Seiring berjalannya waktu sekitar 15 tahun yang lalu atau sekitar tahun 1998, beliau mulai mendalami dan menekuni dalam bidang pembuatan suling. Hal tersebut dikarenakan pada saat itu beliau masih sering melukis dan juga sering mengikuti pameran lukisan seperti di Museum Ratna Warta. Disana lukisan beliau cukup digemari dan hampir laku semua. Namun pada saat itu beliau merasa rugi karena hasil lukisan beliau yang laku banyak hanya mendapatkan uang sedikit. Dan beliau pun menanyakan kepada orang yang memasarkan lukisannya tersebut. Setelah mengobrol banyak tentang masalah itu, satu yang paling beliau ingat adalah orang itu berkata, “susah jadi orang bodoh ya, seperti kamu yang mudah dibohongi. Kalau kamu pintar, kan kamu yang ada diposisi saya”. Dari sanalah beliau mulai belajar keras supaya bisa sukses dan mengubah nasibnya agar tidak diremehkan lagi oleh orang lain.

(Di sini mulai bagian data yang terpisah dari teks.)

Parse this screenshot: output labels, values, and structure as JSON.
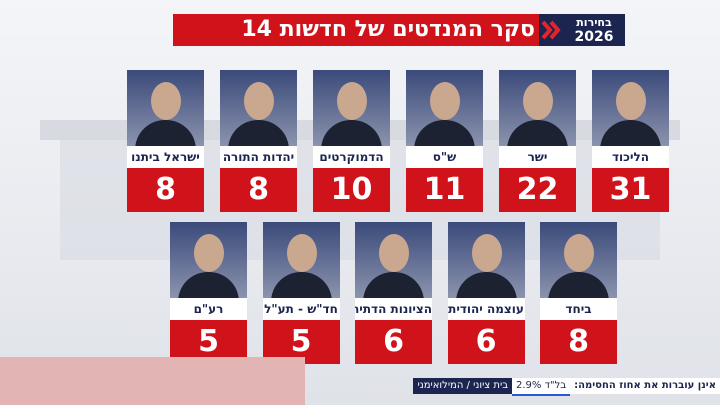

Dengan keinginannya yang keras, beliau mulai menekuni dalam membuat suling. Bahkan beliau sampai belajar ke rumah pembuat suling yang ada di Br. Pinda, Blahbatuh yang bernama I Made Sadra. Disana beliau belajar membuat suling dan mencari nada hampir satu tahun lamanya. Karena beliau merasa sudah mahir membuat suling, kemudian beliau melanjutkan belajar untuk membuat siwer suling di Payangan yaitu dirumah Pak Rangsi. Disana beliau belajar membuat siwer suling kurang lebih hampir enam bulan lamanya.
Setelah beliau menguasai teknik – teknik dalam pembuatan suling, kemudian beliau mencoba membuka usaha di rumahnya sendiri yaitu membuat suling. Pada saat itu ada tourist yang membeli 2 buah suling dengan harga Rp.1.500.000,00. Melihat dari hal tersebut beliau semakin bersemangat dalam menjalani usahanya itu. Dan beliau pun membeli bambu di Buleleng satu truk dengan harga Rp.700.000,00. Setelah hampir beberapa hari, bambu yang dibeli itu tidak bisa dipakai karena banyak yang pecah dan rusak. Beliau pun merasa kecewa, rugi, dan terlintas dipikirannya untuk menyudahi usahanya itu. Namun beliau tidak mau menyerah begitu saja dan beliau pun terus menjalani usahanya itu sehingga bisa sukses sampai sekarang ini dan mempunyai banyak konsumen hampir diseluruh Bali, Jakarta dan bahkan ada sampai keluar negeri seperti Jepang, Amerika, Jerman, Italia, Australia, dan Spanyol.
Selain itu, beliau juga sudah berhasil menciptakan suling terbaru yang diberi nama “Suling Sunari”
Sebagai seniman suling dan pembuat suling beliau juga mendirikan sebuah Sekaa Seni di rumahnya sendiri khususnya yang menggunakan instrument suling saja. Sekaa itu diberikan nama “Semeton Suling Nika Manu”.